Sınır Tanımayan Gazeteciler tarafından yayınlanan 2023 Dünya Basın Özgürlüğü Endeksi'ne göre Türkiye 180 ülke içinde 165’inci sırada yer almaktadır. Merdan Yanardağ, Barış Pehlivan ve Ayşenur Arslan uygulamaları ile birlikte sanırım sıranın en sonuna yerleşeceğiz. Anayasasında ve yasalarında basın özgürlüğü, ifade özgürlüğü gibi çok demokratik ilkelerine yer verilen ülkemin bu hale getirilmesi utanç vericidir.

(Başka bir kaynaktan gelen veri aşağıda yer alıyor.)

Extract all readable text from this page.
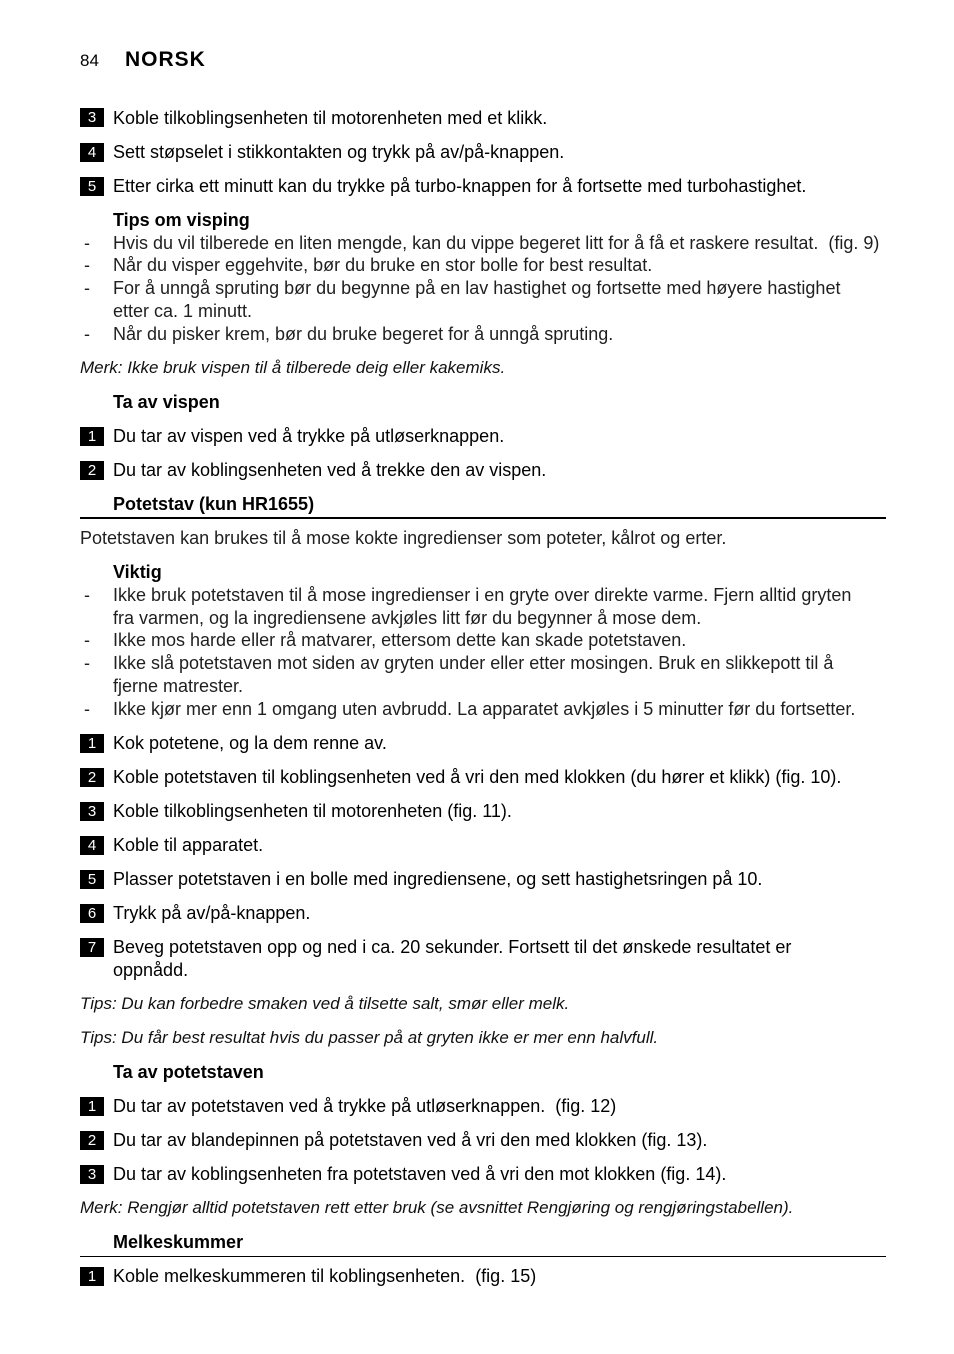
84	NORSK
3 Koble tilkoblingsenheten til motorenheten med et klikk.
4 Sett støpselet i stikkontakten og trykk på av/på-knappen.
5 Etter cirka ett minutt kan du trykke på turbo-knappen for å fortsette med turbohastighet.
Tips om visping
- Hvis du vil tilberede en liten mengde, kan du vippe begeret litt for å få et raskere resultat.  (fig. 9)
- Når du visper eggehvite, bør du bruke en stor bolle for best resultat.
- For å unngå spruting bør du begynne på en lav hastighet og fortsette med høyere hastighet
etter ca. 1 minutt.
- Når du pisker krem, bør du bruke begeret for å unngå spruting.
Merk: Ikke bruk vispen til å tilberede deig eller kakemiks.
Ta av vispen
1 Du tar av vispen ved å trykke på utløserknappen.
2 Du tar av koblingsenheten ved å trekke den av vispen.
Potetstav (kun HR1655)
Potetstaven kan brukes til å mose kokte ingredienser som poteter, kålrot og erter.
Viktig
- Ikke bruk potetstaven til å mose ingredienser i en gryte over direkte varme. Fjern alltid gryten
fra varmen, og la ingrediensene avkjøles litt før du begynner å mose dem.
- Ikke mos harde eller rå matvarer, ettersom dette kan skade potetstaven.
- Ikke slå potetstaven mot siden av gryten under eller etter mosingen. Bruk en slikkepott til å
fjerne matrester.
- Ikke kjør mer enn 1 omgang uten avbrudd. La apparatet avkjøles i 5 minutter før du fortsetter.
1 Kok potetene, og la dem renne av.
2 Koble potetstaven til koblingsenheten ved å vri den med klokken (du hører et klikk) (fig. 10).
3 Koble tilkoblingsenheten til motorenheten (fig. 11).
4 Koble til apparatet.
5 Plasser potetstaven i en bolle med ingrediensene, og sett hastighetsringen på 10.
6 Trykk på av/på-knappen.
7 Beveg potetstaven opp og ned i ca. 20 sekunder. Fortsett til det ønskede resultatet er
oppnådd.
Tips: Du kan forbedre smaken ved å tilsette salt, smør eller melk.
Tips: Du får best resultat hvis du passer på at gryten ikke er mer enn halvfull.
Ta av potetstaven
1 Du tar av potetstaven ved å trykke på utløserknappen.  (fig. 12)
2 Du tar av blandepinnen på potetstaven ved å vri den med klokken (fig. 13).
3 Du tar av koblingsenheten fra potetstaven ved å vri den mot klokken (fig. 14).
Merk: Rengjør alltid potetstaven rett etter bruk (se avsnittet Rengjøring og rengjøringstabellen).
Melkeskummer
1 Koble melkeskummeren til koblingsenheten.  (fig. 15)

Aslında burada gazeteciler değil haber alma hakkı kısıtlanan Tüm Türk milleti cezalandırılmaktadır.
Gazetecilere baskı yapmakla gerçeklerin üstü asla örtülemez aslında fısıltı gazeteciliği devreye sokularak ve sosyal medya kullanılarak çok daha hızla çok daha geniş kitlelere ulaşılmış olunacaktır..Birilerinin bu gerçeği İletişim Başkanlığına ve Radyo Televizyon Üst Kurulu yöneticilerine hatırlatması gerekir. Bu baskı düzeni ile bizzat kendileri muhalefeti çoğaltma gibi istemedikleri bir hizmeti yürütmektedir. İşte bu tip uygulamalar çok başarısız bir Psikolojik Harekat operasyonunu göstermektedir.. Çünkü bu gibi yasaklar insanın ilgisini daha çok çeker ve çok daha kısa sürede geniş kitlelere yayılır. Şurası asla unutulmamalıdır. İnsan beyni görünürde güçlünün yanında gibi olsa da aslında daima mağdurun ve güçsüzün yanındadır.
Eski bir psikolojik harekat uzmanı olarak ilgililere hatırlatmak istedim. Benim 1994 yılında o zamanın 1 milyon tirajlı gazetesi olan GÜNAYDIN’ın strateji sayfasına müstear isimle yazı yazarak başlayan amatör gazeteciliğim halen Önce VATAN İLE devam ediyor. 30 yıldır yazdığım makalelerin büyük bir bölümü internetteki” kumkale.net” sitesinde BİLDİRİ-YORUM logosu altında yayınlanmıştır. Bu yazılar toplam 12.000 sayfayı bulmaktadır. Evet ben bu ülkenin okullarında okumuş 30 yıl devlet memurluğu sonunda doğru bildiklerimi kamuoyuna aktarmak zorundayım ve yılmadan bu hakkımı kullanıyorum. Her ne şart olursa olsun korkmayacağım ve doğru bildiklerimi paylaşmaya davam edeceğim.
Geçen yılların tecrübesi göstermiştir ki cezalandırma yöntemi gerçek gazetecileri korkutamaz, yıldıramaz ve sindiremez . Ceza verilir ve ceza çekilir. Sonunda eskisinden çok daha dik ve çok daha güçlü olarak gerçekler kamuoyuna ulaştırılmaya devam edilir.